Is KFC being picky about Zimbabwe? Will Egypt's referendum be fair? How much is Kenyan soldier's life worth? How many metaphors can you mix in one single sentence?
There it is on the front page of the sober and dependable South African financial paper, BusinessDay: "Zimbabwe insists on indigenised chicks."
Before you decide that they've lost it completely in Harare, mixing rampant nationalisation with sexist rhetoric, I have to tell you it's a paltry poultry story.
The small print explains that a quarrel over duty tariffs on chicken imported from South Africa could delay fast-food chain KFC's reentry into Zimbabwe.
Country Bird, which has KFC franchise rights for Zimbabwe, is the biggest importer of chicken into the country.
Zimbabwean Finance Minister Tendai Biti drastically increased import duties in his 2013 national budget. Chicken importers now pay 1.15 euros/kg or 40 per cent, whichever is the higher of the two.
KFC outlets in the capital, Harare, and Bulawayo were closed at the height of Zimbabwe's economic crisis in 2007.

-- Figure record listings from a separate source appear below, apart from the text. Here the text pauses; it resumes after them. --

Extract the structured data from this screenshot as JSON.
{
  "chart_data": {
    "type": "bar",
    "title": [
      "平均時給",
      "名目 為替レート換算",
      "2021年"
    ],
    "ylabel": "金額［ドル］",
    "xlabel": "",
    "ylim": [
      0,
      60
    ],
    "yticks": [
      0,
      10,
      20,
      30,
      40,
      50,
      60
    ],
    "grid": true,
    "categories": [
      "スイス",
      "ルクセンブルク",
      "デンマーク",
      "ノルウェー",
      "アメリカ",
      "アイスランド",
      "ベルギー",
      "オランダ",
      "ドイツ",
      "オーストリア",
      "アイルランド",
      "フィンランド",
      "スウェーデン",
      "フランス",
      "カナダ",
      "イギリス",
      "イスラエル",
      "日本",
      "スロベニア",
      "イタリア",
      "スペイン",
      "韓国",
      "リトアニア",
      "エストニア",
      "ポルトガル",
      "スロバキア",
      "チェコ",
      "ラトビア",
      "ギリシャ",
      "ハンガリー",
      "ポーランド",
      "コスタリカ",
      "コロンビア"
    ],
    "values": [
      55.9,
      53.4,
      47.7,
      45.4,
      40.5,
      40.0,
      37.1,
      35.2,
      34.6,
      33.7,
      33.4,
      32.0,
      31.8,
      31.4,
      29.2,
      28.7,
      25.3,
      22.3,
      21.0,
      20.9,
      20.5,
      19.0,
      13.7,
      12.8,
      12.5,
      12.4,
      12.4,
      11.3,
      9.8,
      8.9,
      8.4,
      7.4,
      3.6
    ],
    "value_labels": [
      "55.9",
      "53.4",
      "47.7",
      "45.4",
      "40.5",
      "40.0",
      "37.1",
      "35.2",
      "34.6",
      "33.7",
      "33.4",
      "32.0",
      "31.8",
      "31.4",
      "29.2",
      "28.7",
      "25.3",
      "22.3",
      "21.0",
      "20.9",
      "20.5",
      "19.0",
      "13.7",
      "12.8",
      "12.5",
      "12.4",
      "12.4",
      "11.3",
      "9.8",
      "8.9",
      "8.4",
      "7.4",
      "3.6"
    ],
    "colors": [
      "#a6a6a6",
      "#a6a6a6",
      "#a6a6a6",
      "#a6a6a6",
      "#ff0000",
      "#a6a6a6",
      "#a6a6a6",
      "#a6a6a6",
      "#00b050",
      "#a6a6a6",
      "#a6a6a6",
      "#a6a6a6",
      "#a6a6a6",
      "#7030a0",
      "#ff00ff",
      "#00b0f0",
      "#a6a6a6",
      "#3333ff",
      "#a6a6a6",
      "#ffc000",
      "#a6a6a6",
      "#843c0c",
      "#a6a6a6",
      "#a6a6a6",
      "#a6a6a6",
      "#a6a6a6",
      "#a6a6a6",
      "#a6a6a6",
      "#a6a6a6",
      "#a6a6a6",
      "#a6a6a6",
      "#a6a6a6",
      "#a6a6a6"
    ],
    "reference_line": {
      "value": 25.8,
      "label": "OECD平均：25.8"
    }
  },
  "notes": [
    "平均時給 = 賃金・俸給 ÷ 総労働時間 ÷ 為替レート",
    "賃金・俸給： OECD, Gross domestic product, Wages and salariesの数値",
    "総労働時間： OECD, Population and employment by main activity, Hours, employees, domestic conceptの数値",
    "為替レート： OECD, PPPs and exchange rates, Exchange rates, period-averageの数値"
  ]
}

Country Bird said it believed Zimbabwe's economy had recovered sufficiently to support the chicken franchise and it hoped to reopen KFC outlets early in the new year. But the company's request for a waiver on chicken import duties has ruffled the feathers of Zimbabwe's poultry industry, which had welcomed the new duty regime.
The Cairo-based Independent reports that 13 Egyptian human rights organisations have warned of the dangers of fraud in the referendum on the new draft constitution. The statement followed the announcement yesterday by the National Council for Human Rights that organisations interested in monitoring the referendum must obtain prior authorisation from the council.
The human rights groups also warned that the climate in which the referendum is being held does not inspire confidence.
They said in a statement that the will of the people was bypassed by a document crafted by a Constituent Assembly that does not represent all sectors and political forces in Egyptian society. This was compounded by rushing to a referendum without giving people time to discuss the draft.
The Standard in Kenya reports that the Somali insurgent group Al-Shebab is offering a bounty of up to about 7,000 euros for every Kenyan security forces officer killed, according to the Garissa County Commissioner.
Al-Shebab - who are they?
The main story in The Standard is headlined "Kibaki lauds his 10-year tenure as he prepares exit" and the first paragraph wins the press review prize for mixed metaphor of the century.
"President Kibaki stood on the threshold of history as the sun sets on his tenure to declare the pillars of his legacy and personal satisfaction at what he considers his achievements," it reads.
In his last address to the nation on Jamhuri Day, the national holiday celebrating the 1964 establishment of the republic, Mwai Kibaki not only took stock of his rule but also mapped out the challenges for the fourth president to be elected next year.
The Daily Nation says that Kenyan security agencies are on high alert following intelligence reports that Al-Shebab militants are planning a series of attacks during the festive season.
This comes in the wake of the arrest of six suspected Al-Shebab fighters on Tuesday in the Ruka area on the Kenya-Somalia border.
Kenya has recently suffered a series of grenade attacks in which more than 50 people have been killed and scores injured. Al-Shebab has claimed responsibility for some of the attacks, saying they were in retaliation for Kenya's decision to send its troops to Somalia.